The health department visited 13 businesses that it had received complaints of violating social distancing or other aspects of the health directive. Those eight were found to be in compliance or quickly mended their ways.

Those businesses are: Lafayette’s on Madison; The Blues Club on Airways; Sweet Noshings Candy Store in Overton Square; Robata Restaurant on Madison Square; Local on Madison Square; Blow Hookah Lounge, in Cordova; Bayou Bar & Grill in Overton Square; and Golden India Restaurant in Overton Square.

Closing five businesses in one weekend is more than the health department expected, department director Alisa Haushalter said.

“We have reached a point that we know there are facilities that continue to have individuals who are not social distancing or face-masking,” she said. “While we would prefer not to close any business, unfortunately, we have reached that place where we have to close those businesses.”

Tiger Lane was in compliance with no tailgating; the Liberty Bowl was also praised for its efforts to keep spectators apart.

Overall, the weekend was a mixed bag of responses, said David Sweat, health department epidemiologist, “with plenty of positive elements to it.”

How the numbers go from here will be critical to defining how fall looks in the county, including when businesses may begin reopening and leisure activities return to a more normal cadence.

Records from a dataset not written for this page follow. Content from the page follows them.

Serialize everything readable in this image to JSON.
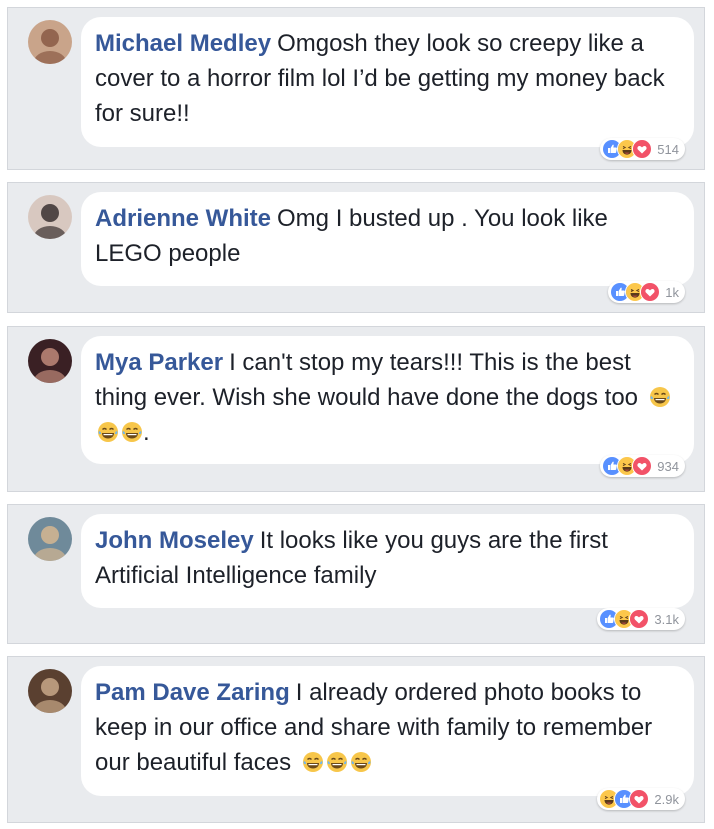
{
  "comments": [
    {
      "author": "Michael Medley",
      "text": "Omgosh they look so creepy like a cover to a horror film lol I’d be getting my money back for sure!!",
      "emoji_suffix": [],
      "reactions": [
        "like-icon",
        "haha-icon",
        "love-icon"
      ],
      "reaction_count": "514",
      "avatar_colors": [
        "#c9a48a",
        "#8a5a44"
      ]
    },
    {
      "author": "Adrienne White",
      "text": "Omg I busted up . You look like LEGO people",
      "emoji_suffix": [],
      "reactions": [
        "like-icon",
        "haha-icon",
        "love-icon"
      ],
      "reaction_count": "1k",
      "avatar_colors": [
        "#d8c8c0",
        "#3a3030"
      ]
    },
    {
      "author": "Mya Parker",
      "text": "I can't stop my tears!!! This is the best thing ever. Wish she would have done the dogs too",
      "emoji_suffix": [
        "joy-emoji",
        "joy-emoji",
        "joy-emoji"
      ],
      "text_after_emoji": ".",
      "reactions": [
        "like-icon",
        "haha-icon",
        "love-icon"
      ],
      "reaction_count": "934",
      "avatar_colors": [
        "#3a2024",
        "#c08a7a"
      ]
    },
    {
      "author": "John Moseley",
      "text": "It looks like you guys are the first Artificial Intelligence family",
      "emoji_suffix": [],
      "reactions": [
        "like-icon",
        "haha-icon",
        "love-icon"
      ],
      "reaction_count": "3.1k",
      "avatar_colors": [
        "#6f8a9a",
        "#d6b690"
      ]
    },
    {
      "author": "Pam Dave Zaring",
      "text": "I already ordered photo books to keep in our office and share with family to remember our beautiful faces",
      "emoji_suffix": [
        "joy-emoji",
        "joy-emoji",
        "joy-emoji"
      ],
      "reactions": [
        "haha-icon",
        "like-icon",
        "love-icon"
      ],
      "reaction_count": "2.9k",
      "avatar_colors": [
        "#5a4030",
        "#c8a888"
      ]
    }
  ],
  "colors": {
    "author_name": "#365899",
    "text": "#1d2129",
    "card_bg": "#e9ebee",
    "like_blue": "#5890ff",
    "love_red": "#f25268",
    "haha_yellow": "#fcc74b"
  }
}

Shelby County Mayor Lee Harris said it’s hard to emphasize increasing spectators at events when the focus now has to be clearing a path for students in Shelby County Schools to learn.

“That’s one of the really top priorities, and it is a very difficult process. But it’s even more difficult to think about the number of spectators at some games when we don’t have a good path forward for schoolchildren and making sure their education and welfare is taken good care of,” he said, noting there is more information coming about supporting businesses.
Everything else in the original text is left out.